I'd like to adapt my home, yard and life to better accommodate what I now know is going to be a lifetime problem. The short break from the pain made me realize that if I'm going to have any sort of quality of life I need to change things. 

So how do I do that? How do I make everything more accessible when I teeter on the brink of losing everything? How do I afford the supplies to make my yard and garden more workable and productive, when I can't afford household supplies? How do I make things change when I can't physically do as much?

I don't know the answers. I don't know how to make everything better. 

Thursday, November 10, 2016

1929

I once asked my grandmother what her family thought when they heard about the stock market crash of 1929, and how the Great Depression affected her. She told me that it didn't really seem to matter because when you are poor, things like that just don't matter as much. 
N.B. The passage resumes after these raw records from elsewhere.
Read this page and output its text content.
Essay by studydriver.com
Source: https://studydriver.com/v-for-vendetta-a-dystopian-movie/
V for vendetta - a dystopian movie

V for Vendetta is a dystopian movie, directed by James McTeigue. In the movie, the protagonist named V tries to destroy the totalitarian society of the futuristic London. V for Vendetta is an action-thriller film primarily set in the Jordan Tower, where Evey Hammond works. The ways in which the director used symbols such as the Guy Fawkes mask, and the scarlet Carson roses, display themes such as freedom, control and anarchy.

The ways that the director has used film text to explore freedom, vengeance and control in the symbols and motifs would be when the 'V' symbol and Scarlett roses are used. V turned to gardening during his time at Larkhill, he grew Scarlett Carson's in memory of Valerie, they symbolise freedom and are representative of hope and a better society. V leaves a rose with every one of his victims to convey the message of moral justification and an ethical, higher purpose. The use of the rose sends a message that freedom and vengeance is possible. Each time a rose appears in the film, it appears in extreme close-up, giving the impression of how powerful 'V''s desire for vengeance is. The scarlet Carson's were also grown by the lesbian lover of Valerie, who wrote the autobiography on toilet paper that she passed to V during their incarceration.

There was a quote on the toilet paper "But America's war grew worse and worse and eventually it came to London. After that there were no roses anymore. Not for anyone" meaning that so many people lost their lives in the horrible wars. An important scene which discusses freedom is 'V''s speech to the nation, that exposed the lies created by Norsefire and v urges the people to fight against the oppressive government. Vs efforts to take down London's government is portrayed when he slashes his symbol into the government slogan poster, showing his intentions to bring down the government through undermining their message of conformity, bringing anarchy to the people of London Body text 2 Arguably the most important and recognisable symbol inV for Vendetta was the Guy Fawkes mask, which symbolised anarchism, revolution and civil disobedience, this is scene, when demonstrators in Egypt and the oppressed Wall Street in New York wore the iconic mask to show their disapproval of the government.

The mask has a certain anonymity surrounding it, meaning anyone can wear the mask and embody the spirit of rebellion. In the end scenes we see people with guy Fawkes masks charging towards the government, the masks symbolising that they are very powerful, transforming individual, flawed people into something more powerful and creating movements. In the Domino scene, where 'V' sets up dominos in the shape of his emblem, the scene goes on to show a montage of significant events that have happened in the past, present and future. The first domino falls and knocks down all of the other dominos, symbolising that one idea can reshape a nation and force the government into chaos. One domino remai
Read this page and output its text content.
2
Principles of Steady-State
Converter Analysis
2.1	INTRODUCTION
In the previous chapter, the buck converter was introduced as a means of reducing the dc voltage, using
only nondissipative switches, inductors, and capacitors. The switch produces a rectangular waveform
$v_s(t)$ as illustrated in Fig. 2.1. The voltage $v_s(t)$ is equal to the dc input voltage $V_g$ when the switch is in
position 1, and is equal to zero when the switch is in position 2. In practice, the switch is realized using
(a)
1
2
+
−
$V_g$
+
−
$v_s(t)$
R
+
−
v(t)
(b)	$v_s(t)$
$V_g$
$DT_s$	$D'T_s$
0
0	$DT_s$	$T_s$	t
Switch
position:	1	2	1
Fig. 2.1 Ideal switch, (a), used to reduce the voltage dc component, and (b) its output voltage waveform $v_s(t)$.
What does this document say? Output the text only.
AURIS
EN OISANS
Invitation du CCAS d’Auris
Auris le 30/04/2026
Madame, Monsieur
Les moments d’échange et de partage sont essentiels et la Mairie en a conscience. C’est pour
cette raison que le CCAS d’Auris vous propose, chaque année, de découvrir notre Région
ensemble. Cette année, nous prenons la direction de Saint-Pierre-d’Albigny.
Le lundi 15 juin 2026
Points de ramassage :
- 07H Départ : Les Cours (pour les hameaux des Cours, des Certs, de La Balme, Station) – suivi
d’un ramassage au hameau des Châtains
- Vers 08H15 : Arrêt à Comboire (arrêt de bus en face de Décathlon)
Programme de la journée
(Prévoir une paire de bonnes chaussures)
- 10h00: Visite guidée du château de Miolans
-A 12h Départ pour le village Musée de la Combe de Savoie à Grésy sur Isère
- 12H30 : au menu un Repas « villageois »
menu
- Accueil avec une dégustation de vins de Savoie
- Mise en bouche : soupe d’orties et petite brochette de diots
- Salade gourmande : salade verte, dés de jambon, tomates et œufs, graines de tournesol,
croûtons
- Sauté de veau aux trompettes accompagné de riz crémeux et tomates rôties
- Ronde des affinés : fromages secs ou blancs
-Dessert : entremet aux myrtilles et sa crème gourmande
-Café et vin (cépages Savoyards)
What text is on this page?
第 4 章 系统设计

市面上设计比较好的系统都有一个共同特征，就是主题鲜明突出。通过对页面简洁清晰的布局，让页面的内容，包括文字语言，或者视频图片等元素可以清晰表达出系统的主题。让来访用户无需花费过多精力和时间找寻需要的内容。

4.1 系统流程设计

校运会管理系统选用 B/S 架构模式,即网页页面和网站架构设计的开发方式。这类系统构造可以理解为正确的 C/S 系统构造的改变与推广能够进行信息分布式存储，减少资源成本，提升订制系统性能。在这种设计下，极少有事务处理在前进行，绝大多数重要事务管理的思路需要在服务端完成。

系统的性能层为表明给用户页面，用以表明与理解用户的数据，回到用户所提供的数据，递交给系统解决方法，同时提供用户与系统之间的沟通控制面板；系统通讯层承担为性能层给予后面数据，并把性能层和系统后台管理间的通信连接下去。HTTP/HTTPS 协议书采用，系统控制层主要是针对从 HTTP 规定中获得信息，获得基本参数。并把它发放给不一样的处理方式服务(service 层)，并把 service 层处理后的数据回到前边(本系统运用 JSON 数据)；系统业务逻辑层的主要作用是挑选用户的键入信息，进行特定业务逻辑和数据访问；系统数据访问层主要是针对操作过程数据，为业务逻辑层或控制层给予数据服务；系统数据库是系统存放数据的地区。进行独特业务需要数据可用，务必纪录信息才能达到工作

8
I waver on what the meaning of Trump's presidential victory will mean for my family. We are just so poor, I wonder how much it will really matter.  The system of checks and balances has fallen out of alignment and will swing to the right now, too.  The Affordable Care Act will most likely be repealed. There won't be any relief for those in the Medicaid gap, but since we fell into that gap it won't really matter to my family.  We may not qualify for the minimal food stamps we get now. Then again, the Health and Welfare office aggressively argues that we should be making more money then we do. I agree.  I think we should be making more money, but that doesn't mean we do. Health and Welfare cut the amount of food stamps we receive because they didn't think our family could survive on what we make, so we must have other income. We don't. I can't make people pay me more, just like I can't make people actually honor their contracts to pay my husband and his partner for the work they do.

We live day to day, not paycheck to paycheck. I worry that once the forbearance has run its course for our house we won't be able to afford to refinance via modification.  Homelessness is a very scary, real concern for us. The government can't guarantee that my family has a home, but it never has. My grandmother's family had that going for them -- they owned their farm.

So we continue to struggle. We look at the upcoming holidays with chagrin knowing that this year we can't even afford the food to put on the table. But we aren't the only family and we won't be the last.